A large number of people have either fallen prey to target killings or have lost lives in bomb blasts over the past several months. There are still others who have to meet the demands of extortionists, leaving little for their own families. Many businesses stand destroyed. A large number of industrialists have shifted their businesses to other countries where they think they will be able to work comfortably without any threat to their lives.
The Nation talked to a number of political leaders to seek their views on the likely causes of the growing lawlessness in the city and solution to the problem.
The MQM and the ANP, two major allies of the PPP, held their senior partner responsible for its lack of interest in taking action against the criminals. Opposition parties also alleged the government was not taking any step against the criminals because it had reached some kind of understanding with them.
Sindh PPP General Secretary and former Senator Taj Haider dispelled the impression. He said some 400 workers of his party had been killed during the last four years in the city. He said it was the state structure of military regimes which encouraged extremist thoughts and was one of the reasons behind the ongoing killings and lawlessness in the city.
The PPP leader complained that the law-enforcement agencies arrested the terrorists and criminals, but when they were produced in courts, judges granted them bail. The ruling party leader said even the criminals investigated by the joint investigation teams were released by courts, which discouraged the law-enforcement agencies. He suggested that judicial magistrates should be made part of joint investigation teams. He appealed to the judiciary not to be lenient to criminals involved in bloodshed.
Senator Taj Haider said that former ISI DG and other secret agencies, during in-camera briefings to the parliament, had disclosed that at least 22,000 terrorists and other criminals arrested by the LEAs had been set free by courts.
Sindh Awami National Party General Secretary Bashir Jan said a number of factors were responsible for the deteriorating law and order situation in Karachi. He said the elements working on foreign agenda were active in the cosmopolitan city and trying to weaken Pakistan. He said there was need for a ruthless military operation to clear Karachi of all terrorists and criminals. He called upon the political forces having stakes in the city to sit together and find a solution through consultations.
Senior MQM leader and former provincial adviser Wasim Akhtar said that the government was totally non-serious in handling the law and order problem.
Wasim, who is an MNA at present, said people were being killed and Talibanisation was increasing in the city. But, he regretted, no action plan had been prepared to curb the menace.

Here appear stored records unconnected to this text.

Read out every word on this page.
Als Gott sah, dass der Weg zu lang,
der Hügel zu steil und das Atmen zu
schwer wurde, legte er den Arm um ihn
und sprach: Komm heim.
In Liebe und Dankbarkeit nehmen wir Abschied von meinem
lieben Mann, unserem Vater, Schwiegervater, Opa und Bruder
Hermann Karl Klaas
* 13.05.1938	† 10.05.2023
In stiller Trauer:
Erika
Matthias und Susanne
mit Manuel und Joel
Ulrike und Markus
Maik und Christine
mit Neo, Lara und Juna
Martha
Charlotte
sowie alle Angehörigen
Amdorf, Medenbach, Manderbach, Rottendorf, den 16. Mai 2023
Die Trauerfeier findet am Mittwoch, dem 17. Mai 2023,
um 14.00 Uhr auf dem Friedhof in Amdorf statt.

“Instead of taking concrete action against terrorists and extortionists, the PPP government is withdrawing the announcements of head money for gangsters of the banned People’s Amn Committee,” he alleged.

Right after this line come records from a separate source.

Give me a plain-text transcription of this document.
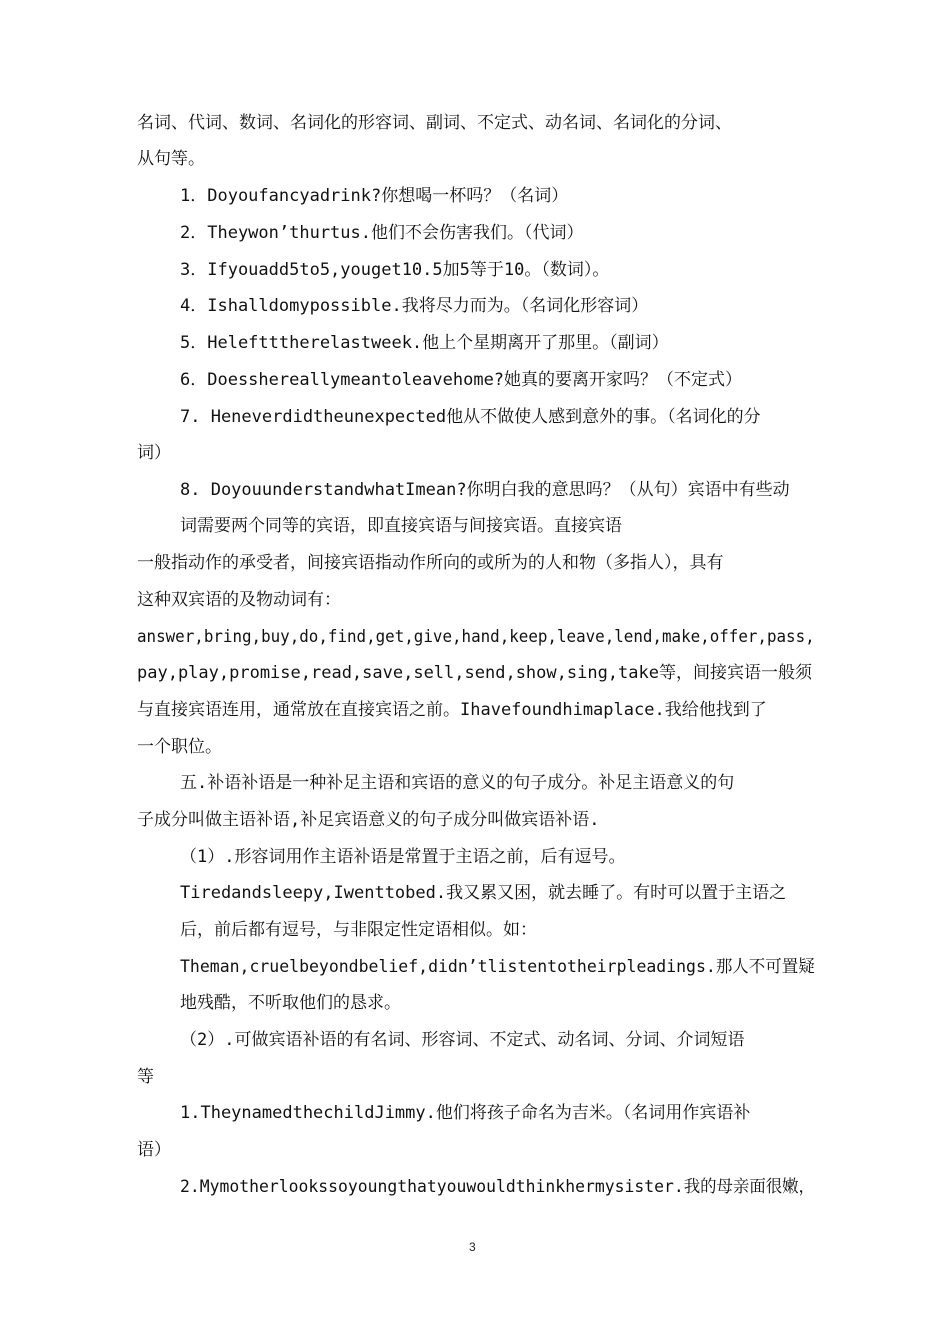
名词、代词、数词、名词化的形容词、副词、不定式、动名词、名词化的分词、
从句等。
1．Doyoufancyadrink?你想喝一杯吗？（名词）
2．Theywon’thurtus.他们不会伤害我们。（代词）
3．Ifyouadd5to5,youget10.5加5等于10。（数词）。
4．Ishalldomypossible.我将尽力而为。（名词化形容词）
5．Heleftttherelastweek.他上个星期离开了那里。（副词）
6．Doesshereallymeantoleavehome?她真的要离开家吗？（不定式）
7. Heneverdidtheunexpected他从不做使人感到意外的事。（名词化的分
词）
8. DoyouunderstandwhatImean?你明白我的意思吗？（从句）宾语中有些动
词需要两个同等的宾语，即直接宾语与间接宾语。直接宾语
一般指动作的承受者，间接宾语指动作所向的或所为的人和物（多指人），具有
这种双宾语的及物动词有：
answer,bring,buy,do,find,get,give,hand,keep,leave,lend,make,offer,pass,
pay,play,promise,read,save,sell,send,show,sing,take等，间接宾语一般须
与直接宾语连用，通常放在直接宾语之前。Ihavefoundhimaplace.我给他找到了
一个职位。
五.补语补语是一种补足主语和宾语的意义的句子成分。补足主语意义的句
子成分叫做主语补语,补足宾语意义的句子成分叫做宾语补语.
（1）.形容词用作主语补语是常置于主语之前，后有逗号。
Tiredandsleepy,Iwenttobed.我又累又困，就去睡了。有时可以置于主语之
后，前后都有逗号，与非限定性定语相似。如：
Theman,cruelbeyondbelief,didn’tlistentotheirpleadings.那人不可置疑
地残酷，不听取他们的恳求。
（2）.可做宾语补语的有名词、形容词、不定式、动名词、分词、介词短语
等
1.TheynamedthechildJimmy.他们将孩子命名为吉米。（名词用作宾语补
语）
2.Mymotherlookssoyoungthatyouwouldthinkhermysister.我的母亲面很嫩，
3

He believed that no one was safe in the city as killers were free to kill the people on the grounds of language, sect or community. Even, Bohris, a peaceful community of the country, and the business community, were being targeted, the MQM MNA said, adding the writ of the government was not visible anywhere. The MQM leader said the law-enforcement agencies were aware of the locations of Taliban, criminals and extortionists, adding the situation could be set right only by launching a targeted operation against them.
Former law minister and PML-N leader Saleem Zia was of the view that political parties created on ethnic basis were also an important factor behind deterioration of law and order and killings in the city. The police force had been politicised, he said. He referred to the statements of former home minister Dr Zulfiqar Mirza who had alleged that the political parties which were part of the government managed release of the criminals arrested by the law-enforcement agencies. He demanded depoliticisation of the police as well as recruitment and posting of officers on merit to improve the situation.
THE PML-N leader emphasised the need for across-the-board action against criminals, irrespective of their political affiliations. Muhammad Hussain Mehanti, chief of Jamaat-i-Islami, Karachi, criticised the government for its failure to track down the criminals. He said the outlaws were moving freely in the city, but the law-enforcement agencies were watching them as silent spectators. “It seems the PPP government has entered into some kind of agreement with the criminals,” he observed. He said the Sindh governor and chief minister should step down immediately because of their failure to protect the people.